The peace campaigners who were arrested in the run-up to DSEI 2015 had launched a weeklong blockade to stop military wares being transferred into the weapons fair site. The defendants, who hailed from Britain, Belgium, Chile, Peru and Bahrain, were charged with “willful obstruction of the highway,” after blockading the entrance to the arms fair.
They vehemently denied the charges laid against them, saying they had launched the blockade to stop grave crimes from being committed in foreign states using arms sold in Britain.
“We were compelled to try to prevent war, repression, torture and genocide and we stand by our actions,” they said in a joint statement.
“We do not believe that we should have been on trial this week and denounce the UK government’s complicity and actions in supporting the arms trade; and in perpetuating war and repression around the world. We oppose the sale of arms based on corporate greed and profit and seek radical change.”
Throughout Friday’s proceedings, the court heard how Turkish authorities have declared more than 60 24/7 curfews on multiple Kurdish cities since last August, using gunmen, rockets and tanks to oppress civilians.
Hundreds of thousands have been displaced, while hundreds have died, according to human rights observers. The Turkish Exporters’ Association was an official partner at DSEI 2015, and had dutifully sent a military delegation along with government representatives to the arms fair.
The court also heard evidence of UK-manufactured arms being peddled to Saudi Arabia.
Military wares made in Britain have regularly been used in Saudi military attacks on Yemen, such as BAE Systems fighter jets and Raytheon’s Paveway bombs. Britain has also licensed £2.8 billion worth of arms to the Gulf state since its military onslaught on Yemen began.
#StopDSEI A huge result for anti-arms fair campaign. Credible evidence of illegal arms sales in London excuses blockading DSEI— Tarpaulin Simon (@TarpaulinSimon) April 15, 2016
Kat Hobbs, outreach coordinator at Campaign Against the Arms Trade (CAAT), was one of the expert witnesses who provided a testimony to the court. She said that arms destined for Britain’s Royal Air Force (RAF) had been redirected to the Saudi regime.
She also told the court that UK arms contracts to Bahrain had been worth £6 million prior to the 2011 Arab Spring, but have since rocketed to £45 million. She concluded the weapons had been deployed to suppress protesters from demanding democratic reforms in Bahrain.
Bahraini authorities were heavily criticized for using weapons against protesters in a bid to stamp out dissent during the Arab Spring. Nevertheless, delegates from the Gulf state were invited by the British government to DSEI fairs in 2013 and 2015.

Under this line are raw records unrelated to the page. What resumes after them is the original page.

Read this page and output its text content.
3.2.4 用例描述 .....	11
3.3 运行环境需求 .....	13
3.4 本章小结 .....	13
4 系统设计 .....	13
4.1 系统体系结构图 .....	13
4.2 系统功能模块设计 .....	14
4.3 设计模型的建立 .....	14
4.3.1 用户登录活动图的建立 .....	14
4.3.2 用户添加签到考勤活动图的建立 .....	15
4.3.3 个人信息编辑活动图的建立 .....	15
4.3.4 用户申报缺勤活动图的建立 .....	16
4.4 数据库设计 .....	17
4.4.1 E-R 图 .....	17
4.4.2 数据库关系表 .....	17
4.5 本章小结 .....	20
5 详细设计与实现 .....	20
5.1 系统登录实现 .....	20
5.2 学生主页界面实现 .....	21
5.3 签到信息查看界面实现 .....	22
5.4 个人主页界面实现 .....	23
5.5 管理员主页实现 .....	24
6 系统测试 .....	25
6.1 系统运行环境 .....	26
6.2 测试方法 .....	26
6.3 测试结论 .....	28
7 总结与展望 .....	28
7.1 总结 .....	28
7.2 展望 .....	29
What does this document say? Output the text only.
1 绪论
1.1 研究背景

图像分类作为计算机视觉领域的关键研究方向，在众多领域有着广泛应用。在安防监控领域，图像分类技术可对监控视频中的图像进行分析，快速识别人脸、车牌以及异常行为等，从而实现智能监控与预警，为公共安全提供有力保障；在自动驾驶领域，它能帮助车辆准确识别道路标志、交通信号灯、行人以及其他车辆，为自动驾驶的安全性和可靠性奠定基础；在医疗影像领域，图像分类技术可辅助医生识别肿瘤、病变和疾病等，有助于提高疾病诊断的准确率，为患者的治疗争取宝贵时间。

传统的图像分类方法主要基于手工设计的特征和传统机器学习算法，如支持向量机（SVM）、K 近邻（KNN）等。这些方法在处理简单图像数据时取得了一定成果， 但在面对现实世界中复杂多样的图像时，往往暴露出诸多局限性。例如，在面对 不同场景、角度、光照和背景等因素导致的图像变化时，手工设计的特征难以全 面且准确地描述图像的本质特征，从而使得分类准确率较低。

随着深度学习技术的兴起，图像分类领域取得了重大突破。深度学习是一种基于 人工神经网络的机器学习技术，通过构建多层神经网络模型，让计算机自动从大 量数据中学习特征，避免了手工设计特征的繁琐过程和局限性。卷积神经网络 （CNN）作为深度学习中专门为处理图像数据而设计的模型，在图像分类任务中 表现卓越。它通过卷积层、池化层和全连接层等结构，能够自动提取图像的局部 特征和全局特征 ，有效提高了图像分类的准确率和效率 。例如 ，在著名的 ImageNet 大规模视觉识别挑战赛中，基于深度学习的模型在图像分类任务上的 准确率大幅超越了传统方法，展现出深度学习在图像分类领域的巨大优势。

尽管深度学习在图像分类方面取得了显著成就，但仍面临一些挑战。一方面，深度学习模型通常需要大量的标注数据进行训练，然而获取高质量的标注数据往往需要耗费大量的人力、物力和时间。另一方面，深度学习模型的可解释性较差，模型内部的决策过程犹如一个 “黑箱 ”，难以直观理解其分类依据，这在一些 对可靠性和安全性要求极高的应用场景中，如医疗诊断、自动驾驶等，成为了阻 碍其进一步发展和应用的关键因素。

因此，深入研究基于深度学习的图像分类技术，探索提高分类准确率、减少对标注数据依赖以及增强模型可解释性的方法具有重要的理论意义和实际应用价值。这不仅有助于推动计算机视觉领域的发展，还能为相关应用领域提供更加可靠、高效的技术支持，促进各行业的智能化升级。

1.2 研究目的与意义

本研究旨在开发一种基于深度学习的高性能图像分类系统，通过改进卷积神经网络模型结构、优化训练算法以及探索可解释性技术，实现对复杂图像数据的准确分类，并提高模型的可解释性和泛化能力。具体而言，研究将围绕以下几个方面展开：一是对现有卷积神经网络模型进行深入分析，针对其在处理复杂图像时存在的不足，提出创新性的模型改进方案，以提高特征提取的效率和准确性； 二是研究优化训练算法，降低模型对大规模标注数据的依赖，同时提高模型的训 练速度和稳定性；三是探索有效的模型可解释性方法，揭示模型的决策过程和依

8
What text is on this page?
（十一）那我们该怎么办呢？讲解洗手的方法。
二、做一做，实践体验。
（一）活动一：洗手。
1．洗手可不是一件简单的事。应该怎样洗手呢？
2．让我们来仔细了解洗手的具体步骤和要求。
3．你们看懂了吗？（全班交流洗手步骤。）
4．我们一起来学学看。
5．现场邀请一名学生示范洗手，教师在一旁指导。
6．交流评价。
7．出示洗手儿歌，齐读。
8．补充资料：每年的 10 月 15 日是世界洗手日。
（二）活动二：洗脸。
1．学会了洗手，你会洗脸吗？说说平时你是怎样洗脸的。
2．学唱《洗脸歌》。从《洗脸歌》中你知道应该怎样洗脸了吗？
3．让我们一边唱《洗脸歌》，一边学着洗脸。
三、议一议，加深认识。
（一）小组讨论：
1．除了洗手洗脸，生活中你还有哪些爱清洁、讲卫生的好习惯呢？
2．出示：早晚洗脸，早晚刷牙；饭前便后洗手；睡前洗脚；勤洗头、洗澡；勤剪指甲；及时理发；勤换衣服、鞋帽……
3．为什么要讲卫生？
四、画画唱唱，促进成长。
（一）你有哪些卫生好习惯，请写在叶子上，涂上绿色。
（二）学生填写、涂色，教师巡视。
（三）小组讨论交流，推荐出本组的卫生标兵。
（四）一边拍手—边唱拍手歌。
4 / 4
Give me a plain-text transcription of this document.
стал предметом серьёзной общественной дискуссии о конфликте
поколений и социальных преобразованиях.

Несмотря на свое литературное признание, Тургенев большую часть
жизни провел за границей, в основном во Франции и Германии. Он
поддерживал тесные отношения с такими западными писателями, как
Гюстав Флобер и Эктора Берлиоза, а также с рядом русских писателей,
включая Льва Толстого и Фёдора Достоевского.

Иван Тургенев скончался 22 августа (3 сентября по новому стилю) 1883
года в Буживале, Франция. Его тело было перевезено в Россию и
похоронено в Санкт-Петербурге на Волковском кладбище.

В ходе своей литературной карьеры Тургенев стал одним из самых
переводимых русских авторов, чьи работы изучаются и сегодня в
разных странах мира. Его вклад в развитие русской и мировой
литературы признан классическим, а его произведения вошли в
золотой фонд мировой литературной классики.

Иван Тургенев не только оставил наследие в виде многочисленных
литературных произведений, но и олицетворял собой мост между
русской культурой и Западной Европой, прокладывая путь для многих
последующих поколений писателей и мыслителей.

Angela Ditchfield, an anti-arms campaigner linked to Britain’s Stop the Arms Fair coalition, branded MPs’ promises to examine concerns raised during Friday’s proceedings unconvincing.
“It’s good that the morality of arms trading is being considered in this way, rather than ignored completely,” she said.
“But the lukewarm expressions of the committee are still shockingly weak in the light of the atrocities we highlighted in our trial.”
Her view was echoed by UK activist with Disarm DSEI Susannah Mengesha, who told RT the planned parliamentary scrutiny would amount to little action on the ground.
“This week, the Parliamentary Committee on Arms Export Controls has responded to the trial by promising to look at the legality of DSEI and how it fits in with the Arms Trade Treaty,” she said.
“We are aware that this usually results in a lot of rhetoric and cosmetic changes, but the arms sales to human rights abusers will continue. Many of us are wary of the prospect of the government investigating itself.”